É de sublinhar a afirmação: a dignidade é inerente à pessoa humana e não se perde nunca, nem sequer depois de ter cometido os mais graves crimes. Fica, pois, eliminada qualquer possibilidade de aprovação da pena de morte. Numa carta enviada aos bispos de todo o mundo pelo prefeito da Congregação da Doutrina da Fé, cardeal Luis Ladaria, Francisco vai citando papas anteriores, concretamente, João Paulo II e Bento XVI, que já tinham dado orientações neste sentido, constatando que, independentemente das modalidades de execução, ela "implica um tratamento cruel, desumano e degradante" e sublinhando ainda "a possibilidade de erro judicial".

"A nova formulação do número 2267 do Catecismo da Igreja Católica", diz ainda a carta, concluindo, "quer ser um impulso para um compromisso firme, inclusive através de um diálogo respeitoso com as autoridades políticas, para que se favoreça uma mentalidade que reconheça a dignidade de cada pessoa humana e se criem as condições que permitam eliminar hoje a instituição jurídica da pena de morte onde ainda está em vigor".

Há no mundo 57 países que ainda aplicam a pena de morte. O Catecismo agora modificado quer ser uma autoridade moral a favor da tese abolicionista.

3. Neste contexto, põe-se a questão da prisão perpétua.
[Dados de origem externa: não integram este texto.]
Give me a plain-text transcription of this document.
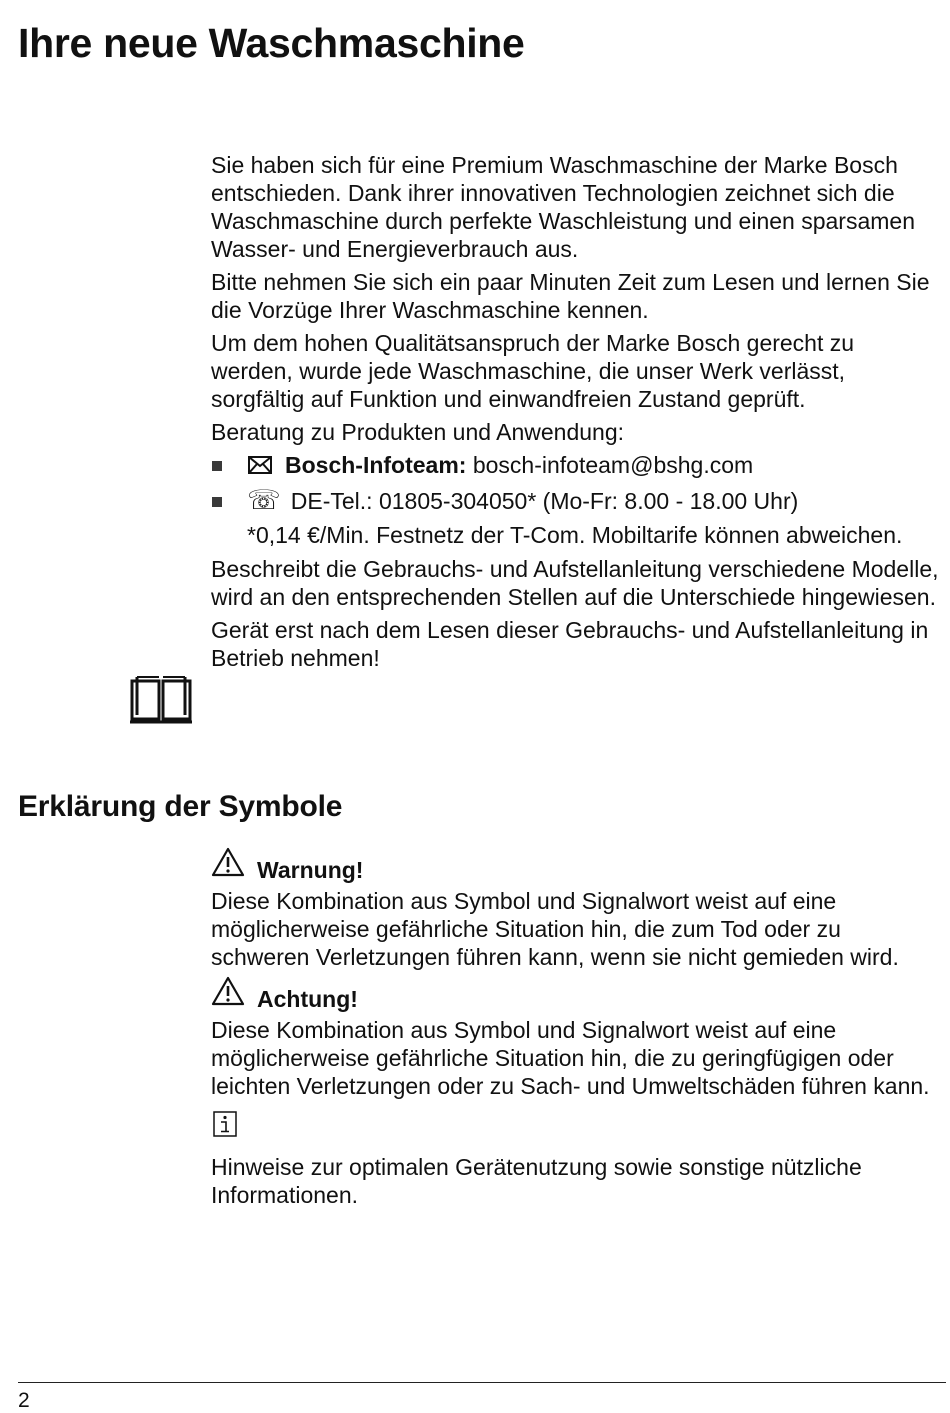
Ihre neue Waschmaschine

Sie haben sich für eine Premium Waschmaschine der Marke Bosch entschieden. Dank ihrer innovativen Technologien zeichnet sich die Waschmaschine durch perfekte Waschleistung und einen sparsamen Wasser- und Energieverbrauch aus.

Bitte nehmen Sie sich ein paar Minuten Zeit zum Lesen und lernen Sie die Vorzüge Ihrer Waschmaschine kennen.

Um dem hohen Qualitätsanspruch der Marke Bosch gerecht zu werden, wurde jede Waschmaschine, die unser Werk verlässt, sorgfältig auf Funktion und einwandfreien Zustand geprüft.

Beratung zu Produkten und Anwendung:

Bosch-Infoteam: bosch-infoteam@bshg.com
☏ DE-Tel.: 01805-304050* (Mo-Fr: 8.00 - 18.00 Uhr)
*0,14 €/Min. Festnetz der T-Com. Mobiltarife können abweichen.

Beschreibt die Gebrauchs- und Aufstellanleitung verschiedene Modelle, wird an den entsprechenden Stellen auf die Unterschiede hingewiesen.

Gerät erst nach dem Lesen dieser Gebrauchs- und Aufstellanleitung in Betrieb nehmen!

Erklärung der Symbole
Warnung!

Diese Kombination aus Symbol und Signalwort weist auf eine möglicherweise gefährliche Situation hin, die zum Tod oder zu schweren Verletzungen führen kann, wenn sie nicht gemieden wird.

Achtung!

Diese Kombination aus Symbol und Signalwort weist auf eine möglicherweise gefährliche Situation hin, die zu geringfügigen oder leichten Verletzungen oder zu Sach- und Umweltschäden führen kann.

Hinweise zur optimalen Gerätenutzung sowie sonstige nützliche Informationen.

2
Na linha da esperança e da regeneração, que a todos devem ser concedidas, percebe-se que o Papa Francisco se lhe oponha. Sobre isso, pronunciou-se explícita e claramente no livro de conversas com Thomas Leoncini, "Deus é jovem": "Nunca se pode castigar sem esperança"; é por isso que sou contra seja a pena de morte, seja a prisão perpétua interpretada como sendo "para sempre". Existem países onde a pena de morte é legal e a tortura habitual. Gostaria de dizer aos chefes de Estado de todo o mundo e a todos nós que reflitam e nunca cessem de fazê-lo: privar um ser humano da possibilidade, ainda que mínima, de ter esperança, significa matá-lo duas, três, quatro, cinco vezes. Significa matá-lo todas estas vezes, cada dia da sua vida. Na verdade, isto é muito triste, tudo maneiras de mostrar às pessoas, desde crianças, que a esperança não existe. Quando se termina nos braços da morte, não há esperança; se se condena alguém a prisão perpétua, não há esperança, e isto é profundamente errado: deve sempre haver esperança na nossa vida, e, por conseguinte, em cada punição.

4. Aqui, tem lugar uma pergunta imensa e dramática: que pensará Francisco sobre o inferno? A pergunta tem sentido, ao pensar na inscrição que, segundo A Divina Comédia, de Dante, na linha do "dogma" católico, se encontra à porta do inferno: "Lasciate ogni speranza, voi ch'entrate" ("Abandonai toda a esperança, vós que entrais").